Both me and my best friend grew up as trans women similarly. I didn't know I was trans, she didn't know she was trans. I went through life dissociated, vaguely miserable about my place in the world while not knowing why. So did she. Now both of us are expressing our womanhood in different ways and suffering for it. I am a public target of transmisogyny whether I express my transfemininity or not and she still suffers feeling unable to express herself femininely because she's rightfully horrified of what comes after that. My experience even has terrified her.
I would say she was and is currently assigned more maleness than me but that doesn't take away from the fact that transmisogyny is one of the main ways I am marginalized as a minority. Transmisogyny affects me differently than it does other trans woman and that isn't unique to me. The difference between me and a cis woman is that it is targeting me. Regardless of what is said out loud, the world targets all trans women including me because we're women who don't conform to gender assignment regardless of what that assignment was at birth. The world does not think trans women are men, it thinks they are failed women who can easily be dehumanized by assigning them maleness. It thinks that of me too, all of us for different reasons.

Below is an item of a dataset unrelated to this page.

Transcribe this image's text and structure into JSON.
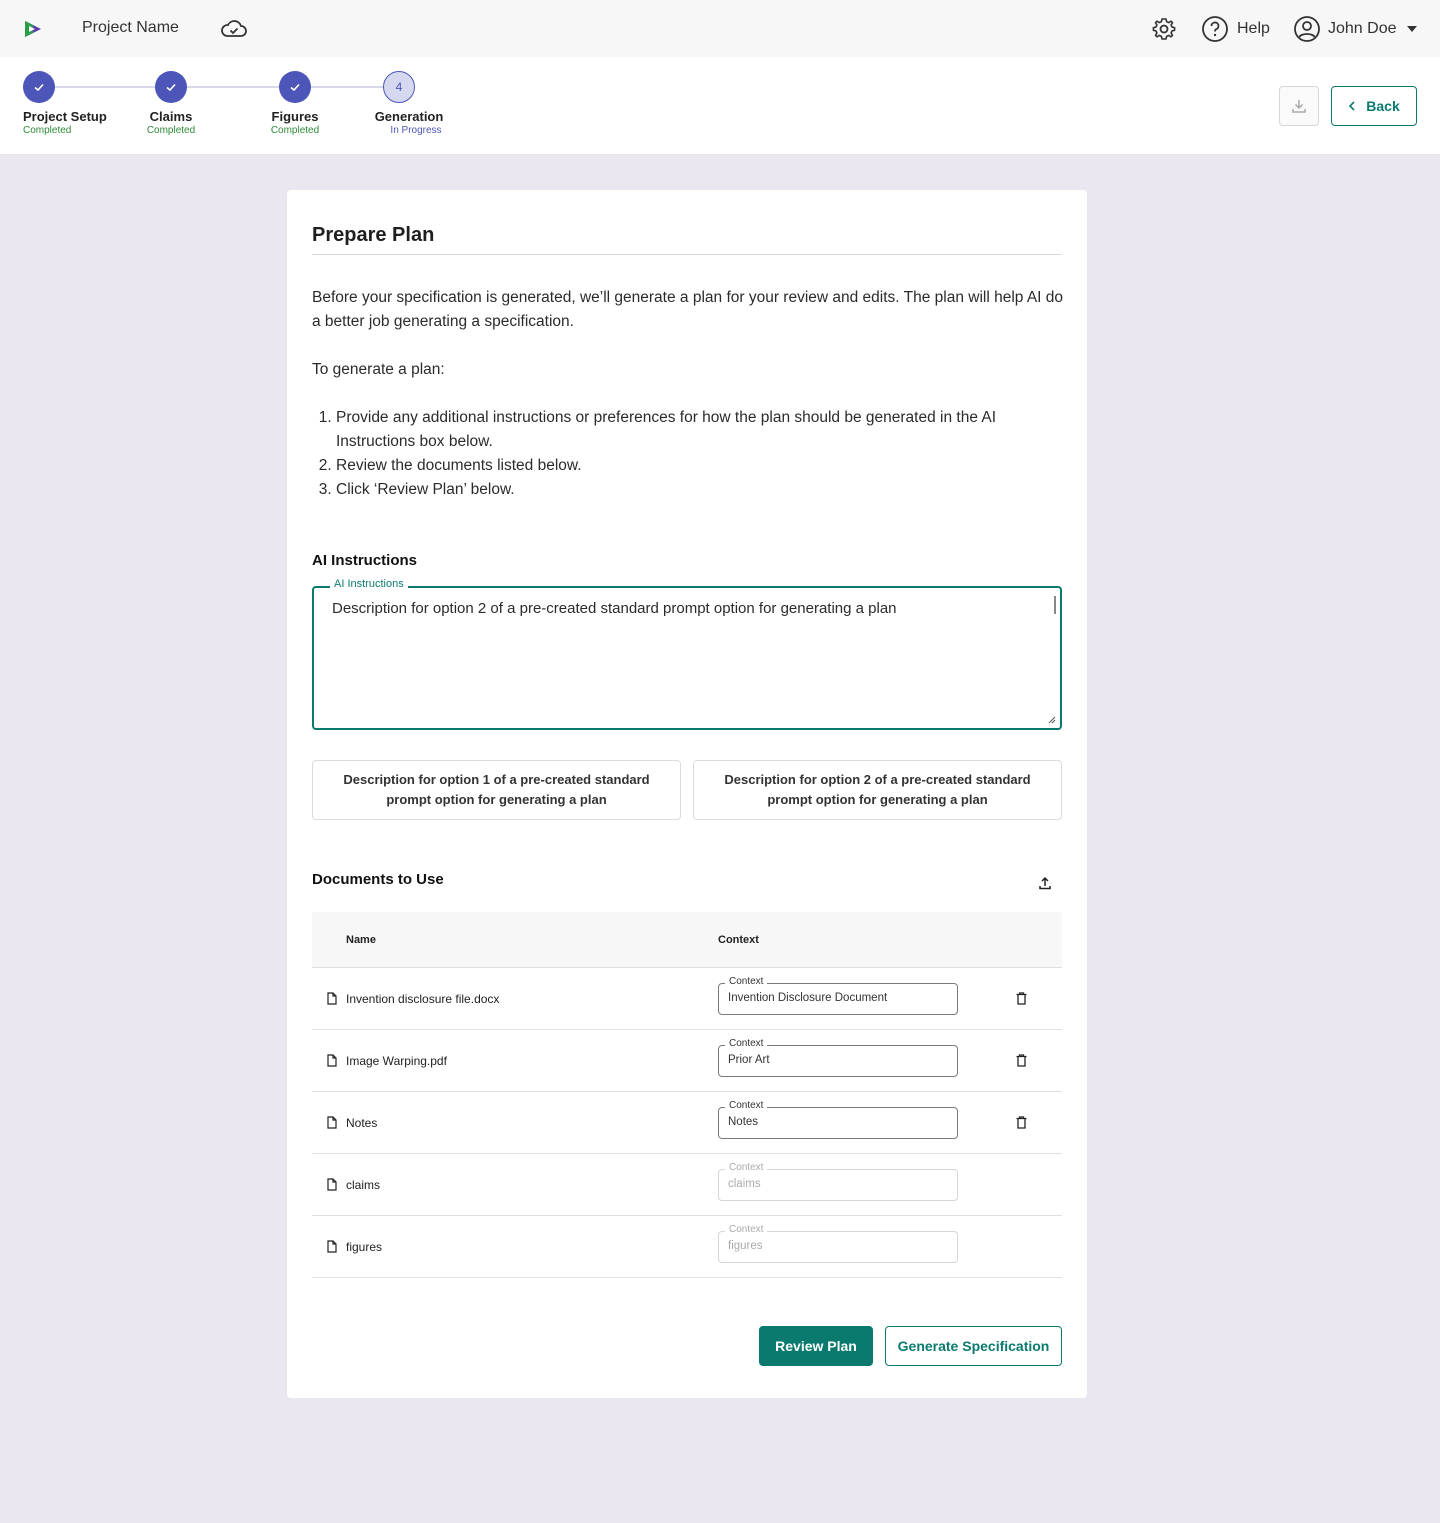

I'm happy that you've taken to time to talk to me and really consider my arguments, I was worried people would assume I'm being disingenuous at first glance which some have. I appreciate the opportunity to have my analysis taken seriously and evaluated with genuine criticism. Getting the opportunity to have a conversation about this has honestly made me a lot more confident and proud of my identity. I apologize if I've ever come across as antagonizing you, I want you to know I do appreciate it.